Senate Votes to Block California Ban on Gasoline-Fueled Cars
May 22, 2025 by Bloomberg(Bloomberg) -- The US Senate voted to block a California program banning gasoline-powered cars and other vehicles by 2035, sending the measure to President Donald Trump’s desk for his signature.
The 51-44 vote Thursday rolls back an Environmental Protection Agency waiver issued under former President Joe Biden allowing California to enact emissions standards even stricter than the US government’s requirements to increase sales of electric and other zero-emission vehicles.
The decision to repeal waivers for the state automobile programs overturns a decades-old practice — enshrined in the Clean Air Act of 1970 — of allowing the most populous US state to set stringent pollution standards that go beyond federal government requirements. That authority, first envisioned as a way to help California combat smog, has helped put Sacramento in the driver’s seat, designing pollution curbs that apply widely across the nation in other states that have opted to follow along.
The California requirements, which drew opposition from automakers, fuel producers and Trump himself, were also set to be applied in New York, Washington and other states that agreed to follow suit. Opponents of California’s rules — which include automaker Toyota Motor Corp., the American Fuel and Petrochemical Manufacturers trade group and the US Chamber of Commerce — have said they are unachievable.
“Over the past two decades, California has used its waiver authority to push its extreme climate policies on the rest of the country, which was never the intent of the Clean Air Act,” said Senator Shelley Moore Capito, a West Virgina Republican. “The decision to limit consumer choice, increase car prices, and cost hundreds of thousands of jobs was made by California, and approved by a federal administration that had already been rejected by the American voters.”

California Governor Gavin Newsom and Attorney General Rob Bonta said they intend to sue the Trump administration, saying Republicans misused a 1996 law to block the state’s ability to set its own automotive standards.
“The President lacks the authority to push his anti-California agenda through the Congressional Review Act,” Bonta said during a news conference in Sacramento. “We won’t let it happen, not when we’re facing an air pollution and climate crisis that’s getting worse by the day.”
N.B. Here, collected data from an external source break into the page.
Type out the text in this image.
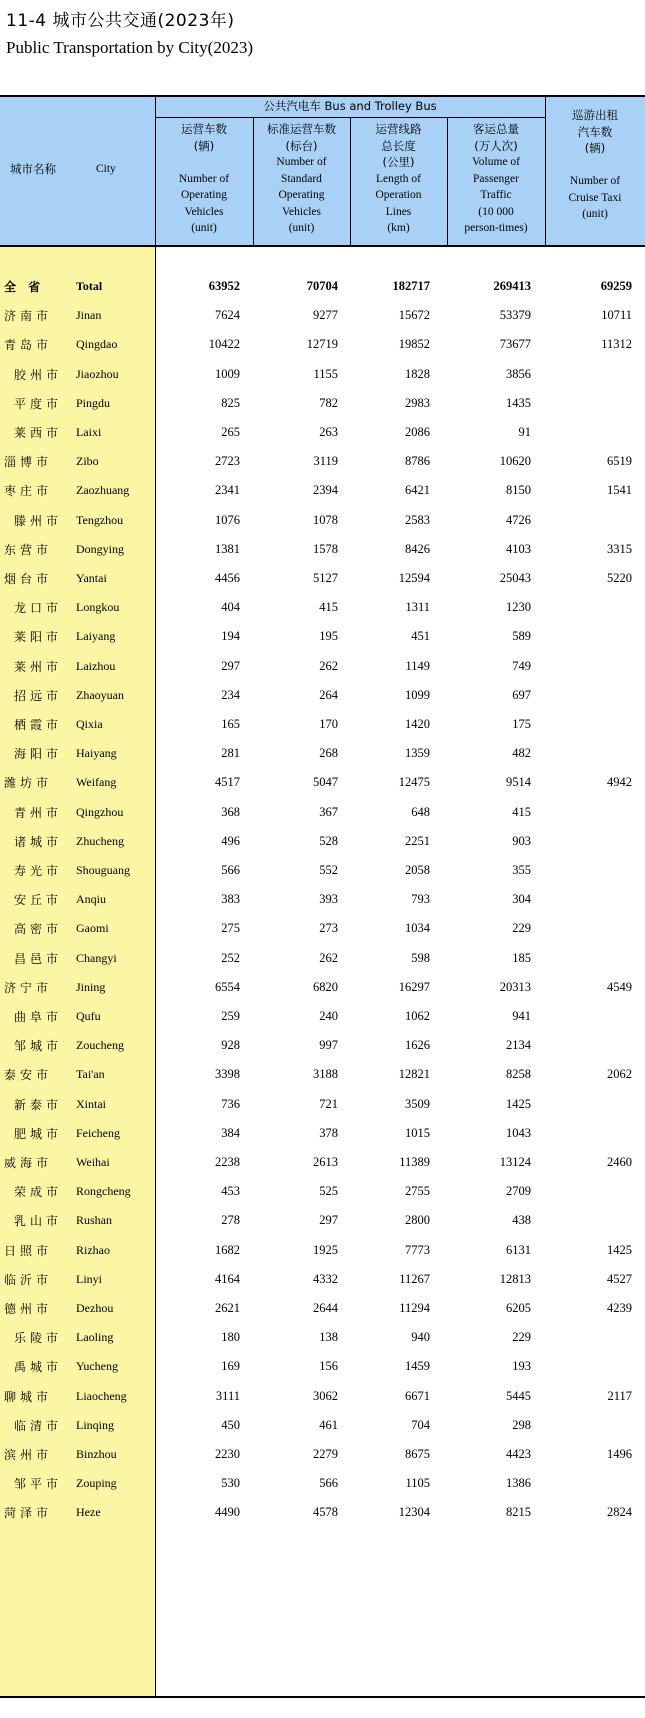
11-4 城市公共交通(2023年)
Public Transportation by City(2023)
城市名称	City
公共汽电车 Bus and Trolley Bus
运营车数
(辆)

Number of
Operating
Vehicles
(unit)
标准运营车数
(标台)
Number of
Standard
Operating
Vehicles
(unit)
运营线路
总长度
(公里)
Length of
Operation
Lines
(km)
客运总量
(万人次)
Volume of
Passenger
Traffic
(10 000
person-times)
巡游出租
汽车数
(辆)

Number of
Cruise Taxi
(unit)
全 省	Total	63952	70704	182717	269413	69259
济南市 Jinan	7624	9277	15672	53379	10711
青岛市 Qingdao	10422	12719	19852	73677	11312
胶州市 Jiaozhou	1009	1155	1828	3856
平度市 Pingdu	825	782	2983	1435
莱西市 Laixi	265	263	2086	91
淄博市 Zibo	2723	3119	8786	10620	6519
枣庄市 Zaozhuang	2341	2394	6421	8150	1541
滕州市 Tengzhou	1076	1078	2583	4726
东营市 Dongying	1381	1578	8426	4103	3315
烟台市 Yantai	4456	5127	12594	25043	5220
龙口市 Longkou	404	415	1311	1230
莱阳市 Laiyang	194	195	451	589
莱州市 Laizhou	297	262	1149	749
招远市 Zhaoyuan	234	264	1099	697
栖霞市 Qixia	165	170	1420	175
海阳市 Haiyang	281	268	1359	482
潍坊市 Weifang	4517	5047	12475	9514	4942
青州市 Qingzhou	368	367	648	415
诸城市 Zhucheng	496	528	2251	903
寿光市 Shouguang	566	552	2058	355
安丘市 Anqiu	383	393	793	304
高密市 Gaomi	275	273	1034	229
昌邑市 Changyi	252	262	598	185
济宁市 Jining	6554	6820	16297	20313	4549
曲阜市 Qufu	259	240	1062	941
邹城市 Zoucheng	928	997	1626	2134
泰安市 Tai'an	3398	3188	12821	8258	2062
新泰市 Xintai	736	721	3509	1425
肥城市 Feicheng	384	378	1015	1043
威海市 Weihai	2238	2613	11389	13124	2460
荣成市 Rongcheng	453	525	2755	2709
乳山市 Rushan	278	297	2800	438
日照市 Rizhao	1682	1925	7773	6131	1425
临沂市 Linyi	4164	4332	11267	12813	4527
德州市 Dezhou	2621	2644	11294	6205	4239
乐陵市 Laoling	180	138	940	229
禹城市 Yucheng	169	156	1459	193
聊城市 Liaocheng	3111	3062	6671	5445	2117
临清市 Linqing	450	461	704	298
滨州市 Binzhou	2230	2279	8675	4423	1496
邹平市 Zouping	530	566	1105	1386
菏泽市 Heze	4490	4578	12304	8215	2824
Without California’s clean air policies, pioneering companies such as Tesla Inc. would never had have gotten off the ground, Newsom said.
“Tesla simply wouldn’t have existed as a company had not these rules been applied,” the governor said at the news conference. He added that the GOP’s move was a boon for “big oil” and China.
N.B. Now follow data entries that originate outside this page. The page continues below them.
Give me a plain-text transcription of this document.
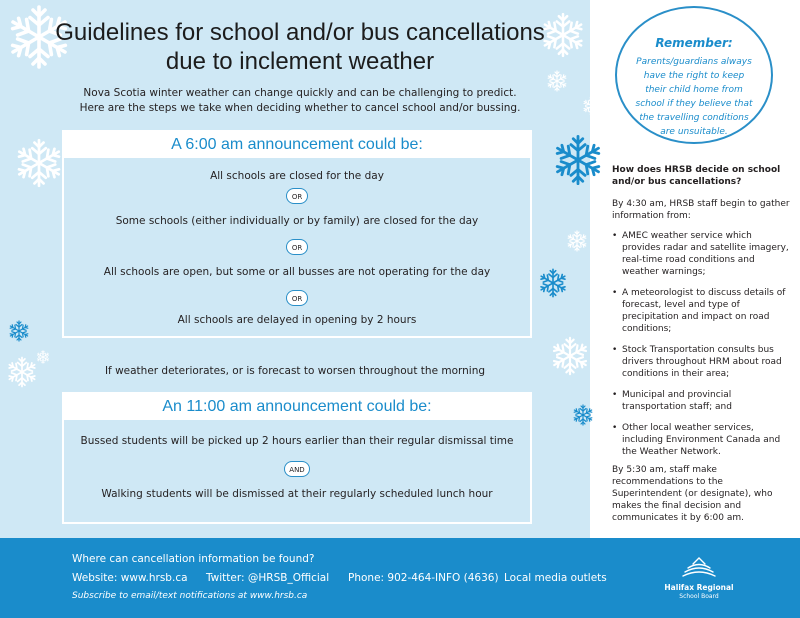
Guidelines for school and/or bus cancellations
due to inclement weather
Nova Scotia winter weather can change quickly and can be challenging to predict.
Here are the steps we take when deciding whether to cancel school and/or bussing.
A 6:00 am announcement could be:
All schools are closed for the day
OR
Some schools (either individually or by family) are closed for the day
OR
All schools are open, but some or all busses are not operating for the day
OR
All schools are delayed in opening by 2 hours
If weather deteriorates, or is forecast to worsen throughout the morning
An 11:00 am announcement could be:
Bussed students will be picked up 2 hours earlier than their regular dismissal time
AND
Walking students will be dismissed at their regularly scheduled lunch hour
Remember:
Parents/guardians always
have the right to keep
their child home from
school if they believe that
the travelling conditions
are unsuitable.
How does HRSB decide on school and/or bus cancellations?
By 4:30 am, HRSB staff begin to gather information from:
• AMEC weather service which provides radar and satellite imagery, real-time road conditions and weather warnings;
• A meteorologist to discuss details of forecast, level and type of precipitation and impact on road conditions;
• Stock Transportation consults bus drivers throughout HRM about road conditions in their area;
• Municipal and provincial transportation staff; and
• Other local weather services, including Environment Canada and the Weather Network.
By 5:30 am, staff make recommendations to the Superintendent (or designate), who makes the final decision and communicates it by 6:00 am.
Where can cancellation information be found?
Website: www.hrsb.ca Twitter: @HRSB_Official Phone: 902-464-INFO (4636) Local media outlets
Subscribe to email/text notifications at www.hrsb.ca
Halifax Regional
School Board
The measure, which was passed by the House earlier this month, comes as Trump has criticized electric vehicles, claiming they don’t work and will benefit China and Mexico while hurting American autoworkers. His administration has begun to undo Biden-era climate and environmental policies, including ones that prompt a shift to fossil-fuel free vehicles.
The move to repeal the California requirements, which were designed to slash planet-warming pollution, more than halving greenhouse gas emissions from light-duty vehicles in the state by 2040, drew fire from groups like the Natural Resources Defense Council.
“This vote is an unprecedented and reckless attack on states’ legal authority to address the pollution causing asthma, lung disease and heart conditions,” said Manish Bapna, the environmental group’s president. “After a multi-million dollar lobbying campaign from Big Oil, Republicans readily jettisoned their long-held view that states can best enact measures that reflect the values and interests of their residents.”

California’s policies requiring car manufacturers to gradually sell more zero-emission vehicles have been a boon to Tesla Inc. for years. Rival automakers that have been unable to meet the state’s mandate on their own have purchased compliance credits from Tesla, which only sells EVs.
While the automaker led by Elon Musk, one of Trump’s top advisers, has been shrinking in California — registrations fell all four quarters of 2024 and in the first three months of this year — it’s still by far the top-selling EV maker in the state.
The vote to repeal defied a ruling by the Senate parliamentarian, a nonpartisan interpreter of the chamber’s rules and procedures, that the EPA waivers are not eligible for repeal using the Congressional Review Act. The act allows for lawmakers to rescind Biden-era measures that were finalized in the last few months of his presidency.
Republicans used a controversial procedural move to skirt the ruling, drawing vehement opposition from Senate Democrats, who said that would set a new precedent about what the Senate could do using a simple majority vote.
“It is going nuclear,” Minority Leader Chuck Schumer said Wednesday night, adding that it would allow Republicans to hijack the rules, erode “away at the Senate and undermine this institution they claim to care about.”
(Adds details on California’s plan to sue the Trump administration over the legislation.)